Sözümü boğazıma tıkarcasına ve ses tonunu bir kademe arttırarak: “Bu okulda kocaman kocaman öğretmenler kurallara uymuyorsa bir kerede ben uymasam ne olur, dedi”
Tartışmaya açık değildi, bu yüzden geri adım atması gereken bendim. “Eli sopalı koyun çobanı” rolüne bürünmenin anlamı yoktu. Bu benzetme Meryem’e aitti. Meryem taşımalı öğrencilerden biriydi.

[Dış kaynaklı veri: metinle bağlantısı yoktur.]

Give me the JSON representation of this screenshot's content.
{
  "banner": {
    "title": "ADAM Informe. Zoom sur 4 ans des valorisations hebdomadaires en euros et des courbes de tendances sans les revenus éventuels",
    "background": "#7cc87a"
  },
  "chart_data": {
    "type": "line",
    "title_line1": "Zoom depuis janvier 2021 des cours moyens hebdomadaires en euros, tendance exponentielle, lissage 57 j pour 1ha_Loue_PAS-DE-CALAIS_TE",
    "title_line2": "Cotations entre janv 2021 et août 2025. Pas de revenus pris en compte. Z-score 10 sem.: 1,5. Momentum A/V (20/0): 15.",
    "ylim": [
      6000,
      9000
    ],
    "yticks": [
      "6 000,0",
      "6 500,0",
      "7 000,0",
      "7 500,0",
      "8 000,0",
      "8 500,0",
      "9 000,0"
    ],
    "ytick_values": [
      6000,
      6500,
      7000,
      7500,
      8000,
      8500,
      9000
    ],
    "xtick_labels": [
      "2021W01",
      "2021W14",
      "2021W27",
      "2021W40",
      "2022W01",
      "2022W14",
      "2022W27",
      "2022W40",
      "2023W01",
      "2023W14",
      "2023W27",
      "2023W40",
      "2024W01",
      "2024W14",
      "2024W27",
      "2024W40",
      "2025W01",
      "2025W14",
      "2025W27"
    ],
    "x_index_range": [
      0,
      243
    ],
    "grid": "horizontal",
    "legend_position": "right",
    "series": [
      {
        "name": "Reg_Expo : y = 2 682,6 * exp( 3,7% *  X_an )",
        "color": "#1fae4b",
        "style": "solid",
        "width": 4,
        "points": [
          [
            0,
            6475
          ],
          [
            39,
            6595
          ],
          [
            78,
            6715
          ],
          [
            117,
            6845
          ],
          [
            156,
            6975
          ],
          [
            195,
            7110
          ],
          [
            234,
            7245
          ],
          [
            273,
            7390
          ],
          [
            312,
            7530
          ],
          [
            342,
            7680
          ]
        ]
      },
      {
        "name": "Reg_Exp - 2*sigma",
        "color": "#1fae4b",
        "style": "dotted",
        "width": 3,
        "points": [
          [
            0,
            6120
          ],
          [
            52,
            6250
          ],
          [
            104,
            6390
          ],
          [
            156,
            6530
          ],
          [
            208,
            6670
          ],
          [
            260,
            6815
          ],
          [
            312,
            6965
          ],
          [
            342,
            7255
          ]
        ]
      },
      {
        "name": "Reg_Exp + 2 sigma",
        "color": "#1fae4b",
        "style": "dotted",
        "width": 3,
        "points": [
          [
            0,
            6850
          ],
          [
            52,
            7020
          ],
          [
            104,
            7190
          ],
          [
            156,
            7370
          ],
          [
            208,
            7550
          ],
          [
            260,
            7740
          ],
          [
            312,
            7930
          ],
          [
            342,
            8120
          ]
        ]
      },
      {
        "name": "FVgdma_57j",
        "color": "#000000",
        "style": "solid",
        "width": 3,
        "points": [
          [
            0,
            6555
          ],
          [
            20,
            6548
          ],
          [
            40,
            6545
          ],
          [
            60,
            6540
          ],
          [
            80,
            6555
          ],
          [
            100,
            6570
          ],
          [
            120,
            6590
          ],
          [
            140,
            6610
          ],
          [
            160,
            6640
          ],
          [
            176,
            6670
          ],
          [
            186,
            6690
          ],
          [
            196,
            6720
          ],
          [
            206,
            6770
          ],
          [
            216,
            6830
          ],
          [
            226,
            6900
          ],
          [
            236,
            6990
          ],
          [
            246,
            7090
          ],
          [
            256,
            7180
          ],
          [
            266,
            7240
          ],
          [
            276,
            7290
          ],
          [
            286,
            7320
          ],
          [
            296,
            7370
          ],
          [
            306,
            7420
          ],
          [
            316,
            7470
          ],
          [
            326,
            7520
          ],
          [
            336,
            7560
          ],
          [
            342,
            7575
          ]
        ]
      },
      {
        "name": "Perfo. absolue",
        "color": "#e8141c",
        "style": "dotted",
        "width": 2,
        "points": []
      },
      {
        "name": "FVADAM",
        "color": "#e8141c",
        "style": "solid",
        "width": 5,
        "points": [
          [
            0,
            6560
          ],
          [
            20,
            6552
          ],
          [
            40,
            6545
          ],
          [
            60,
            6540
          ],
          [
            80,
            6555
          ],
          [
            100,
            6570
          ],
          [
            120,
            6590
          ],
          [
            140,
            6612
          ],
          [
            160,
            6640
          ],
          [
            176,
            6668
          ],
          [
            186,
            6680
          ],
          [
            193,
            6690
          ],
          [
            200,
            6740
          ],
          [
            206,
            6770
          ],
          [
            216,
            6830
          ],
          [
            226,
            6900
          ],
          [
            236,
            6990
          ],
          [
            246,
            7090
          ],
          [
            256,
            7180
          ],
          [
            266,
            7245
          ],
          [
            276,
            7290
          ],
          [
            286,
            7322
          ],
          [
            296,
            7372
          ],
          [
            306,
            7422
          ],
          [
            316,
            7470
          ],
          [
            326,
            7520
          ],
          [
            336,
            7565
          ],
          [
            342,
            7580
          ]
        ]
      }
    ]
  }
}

Köy öğrencilerinin merkez okullara taşınmasının kısa adıdır taşımalı öğrenci kavramı. 20 km uzakta ki bir köyden taşınarak gelen bu öğrencimin en iyi bildiği işlerden biri abisiyle kuzu gütmekti. Sık sık çobanlık anılarını anlatıp, bizi güldürürdü. Bir gün sınıfındaki olayları anlatırken öğretmenini eli sopalı koyun çobanına benzetmiş: “Çünkü öğretmenim, abim yaramazlık yapan koyunlara sopa fırlatıp azarlıyor, sınıf öğretmenim de öyle,” demişti. Savunmaya çalıştıkça battığımı fark edip konuyu değiştirmiştim. Şimdi yine geri adım sırası bendeydi.
“Meryem bu ders seni beklemiyordum aslında. Geziye gitmeyecek miydi sizin sınıfınız?”
“Onlar gittiler.”
“Peki, sen neden gitmedin?”
“Bu konuyu konuşmak istemiyorum öğretmenim.”
Sorun ortaya çıkmıştı, yaşadığı her neyse “gezi” ile ilgiliydi. Meryem, destek eğitim sınıfında beklenmedik gelişme göstermişti. Bırakın kaynaştırma öğrencisi olmasını, üçüncü sınıf her hangi bir öğrenciden beklenmeyecek düzeyde düzgün cümleler kuruyor, espriler yapıyor ve iğnelemesi gerekirse ustaca taşı gediğine koyabiliyordu.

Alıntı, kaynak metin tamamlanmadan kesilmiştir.